# Tool demo's



## Ladrywall (Jul 30, 2013)

Wish Columbia or some of the other top tool companies had a demo program where you could demo tools before purchasing them. Maybe they could take a deposit in case of damage or the tool not being returned. In my case I've only been using the tools for 1 1/2 years and am having good luck. However, I would like to be able to test different methods (ex. 3.5" angle head behind 3" flusher instead of 3" AH behind 2.5 flusher) Just hate to spend the money on tools that may not work as well as what I'm currently doing.

I'm using a 2.5 flusher now behind the bazooka and a 3" AH. It seems to leave a little too much mud for the 2.5 and does not feather out as well as i think it should. Wondering how a 3" flusher would work but then i'd need a 3.5 AH. Decisions, decisions.

I should probably leave well enough alone as the finished product looks great but I cant help but tinker to try and increase productivity and decrease prep. (sanding, spoting corner edges and such)
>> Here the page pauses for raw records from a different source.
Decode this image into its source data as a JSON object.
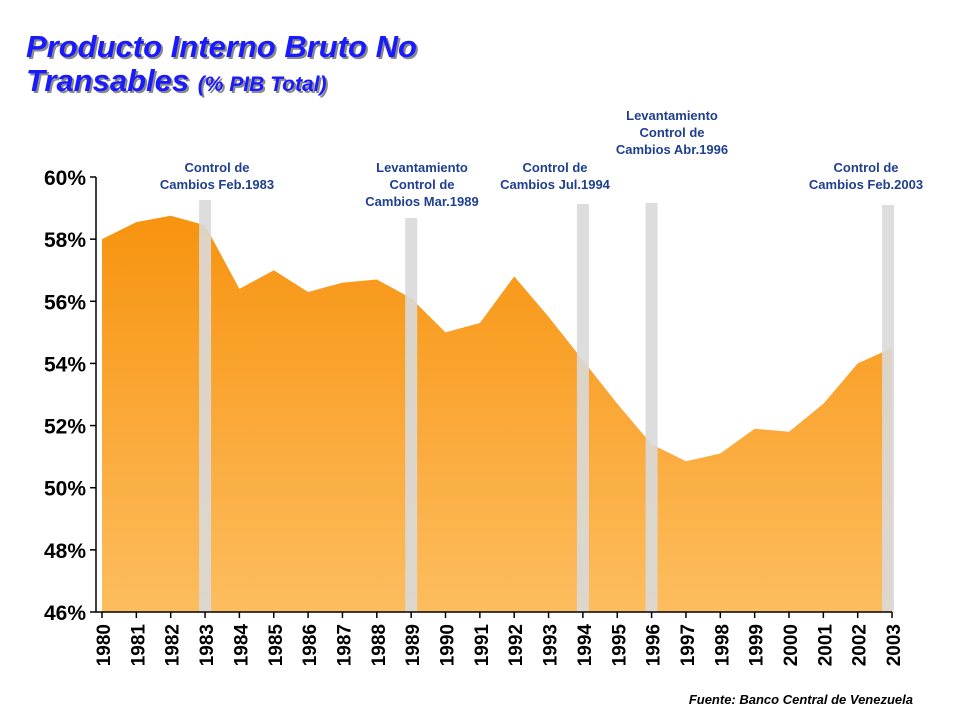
{
  "chart_data": {
    "type": "area",
    "title_line1": "Producto Interno Bruto No",
    "title_line2": "Transables",
    "title_suffix": "(% PIB Total)",
    "x": [
      "1980",
      "1981",
      "1982",
      "1983",
      "1984",
      "1985",
      "1986",
      "1987",
      "1988",
      "1989",
      "1990",
      "1991",
      "1992",
      "1993",
      "1994",
      "1995",
      "1996",
      "1997",
      "1998",
      "1999",
      "2000",
      "2001",
      "2002",
      "2003"
    ],
    "values": [
      58.0,
      58.55,
      58.75,
      58.45,
      56.4,
      57.0,
      56.3,
      56.6,
      56.7,
      56.1,
      55.0,
      55.3,
      56.8,
      55.5,
      54.1,
      52.7,
      51.4,
      50.85,
      51.1,
      51.9,
      51.8,
      52.7,
      54.0,
      54.5
    ],
    "ylim": [
      46,
      60
    ],
    "yticks": [
      "46%",
      "48%",
      "50%",
      "52%",
      "54%",
      "56%",
      "58%",
      "60%"
    ],
    "fill_colors": {
      "top": "#f7930f",
      "bottom": "#fdbd5f"
    },
    "events": [
      {
        "year": 1983,
        "lines": [
          "Control de",
          "Cambios Feb.1983"
        ]
      },
      {
        "year": 1989,
        "lines": [
          "Levantamiento",
          "Control de",
          "Cambios Mar.1989"
        ]
      },
      {
        "year": 1994,
        "lines": [
          "Control de",
          "Cambios Jul.1994"
        ]
      },
      {
        "year": 1996,
        "lines": [
          "Levantamiento",
          "Control de",
          "Cambios Abr.1996"
        ]
      },
      {
        "year": 2003,
        "lines": [
          "Control de",
          "Cambios Feb.2003"
        ]
      }
    ],
    "event_bar_color": "#d9d9d9",
    "annotation_color": "#1f3f8f",
    "source": "Fuente: Banco Central de Venezuela"
  }
}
Anyway, the demo thing was just a random thought I had, I'm sure it's been thought of before.


----------



## Bazooka-Joe (Dec 31, 2010)

Ladrywall said:


> Wish Columbia or some of the other top tool companies had a demo program where you could demo tools before purchasing them. Maybe they could take a deposit in case of damage or the tool not being returned. In my case I've only been using the tools for 1 1/2 years and am having good luck. However, I would like to be able to test different methods (ex. 3.5" angle head behind 3" flusher instead of 3" AH behind 2.5 flusher) Just hate to spend the money on tools that may not work as well as what I'm currently doing.
> 
> I'm using a 2.5 flusher now behind the bazooka and a 3" AH. It seems to leave a little too much mud for the 2.5 and does not feather out as well as i think it should. Wondering how a 3" flusher would work but then i'd need a 3.5 AH. Decisions, decisions.
> 
> ...


 
that's my system and will never go back to a sh$tty 2 dot 5 for the reason it rides on the bevel, 3.5 runs just over and never a service work for the contractor, 

Getting info from Buys like Gaz, old man Moore as you can tell in his Vietnam pics,

anyhoo lotsa others who been behind these tools for years, 

Note if all-wall don't carry it forget it......:yes:


----------



## Mudstar (Feb 15, 2008)

Bazooka-Joe said:


> that's my system and will never go back to a sh$tty 2 dot 5 for the reason it rides on the bevel, 3.5 runs just over and never a service work for the contractor,
> 
> Getting info from Buys like Gaz, old man Moore as you can tell in his Vietnam pics,
> 
> ...


not sure who makes your board but I've never seen a bevel over 2.5 JS.


----------



## Bazooka-Joe (Dec 31, 2010)

Mudstar said:


> not sure who makes your board but I've never seen a bevel over 2.5 JS.


3 runs on the shoulders, 3.5 runs over, and the off rollers puke out bad board 3.5 runs through a lot, it is my system and have met lotsa guys using 2.5


----------



## Ladrywall (Jul 30, 2013)

*mudrunner*

What's Yalls opinion on the mudrunner? Tried to search the site for some info but couldn't find much. They look easier to push than the corner box, they are expensive though. Just wondering about yalls experiences versus the corner box. Thanks


----------



## JustMe (Apr 17, 2009)

Ladrywall said:


> What's Yalls opinion on the mudrunner? Tried to search the site for some info but couldn't find much. They look easier to push than the corner box, they are expensive though. Just wondering about yalls experiences versus the corner box. Thanks


My Mudrunner sits. I use a mud tube and flushers/angle heads on a pole, instead.

Knowing what I know of the design they're trying to use, you might be better off waiting till Northstar's Secret Weapon comes out, instead of buying a Mudrunner. GreatLakesTools said in his thread that it'll be coming with angle head attachment, as well. He's not sure when, though.

Or you can wait till my Secret Secret Weapon comes out.  It's what I came up with after I built some gas shock prototypes of the kind it looks like Northstar is thinking to use. But when it might come out...


----------



## JustMe (Apr 17, 2009)

Should maybe mention that my angle box sits, as well. Since I do mostly commercial, I don't run into angles like you do with houses. If I did more houses, I'd maybe take up using the box some.

Btw, you might have better luck using an AH 1st, followed by a flusher, vs using a flusher 1st.


----------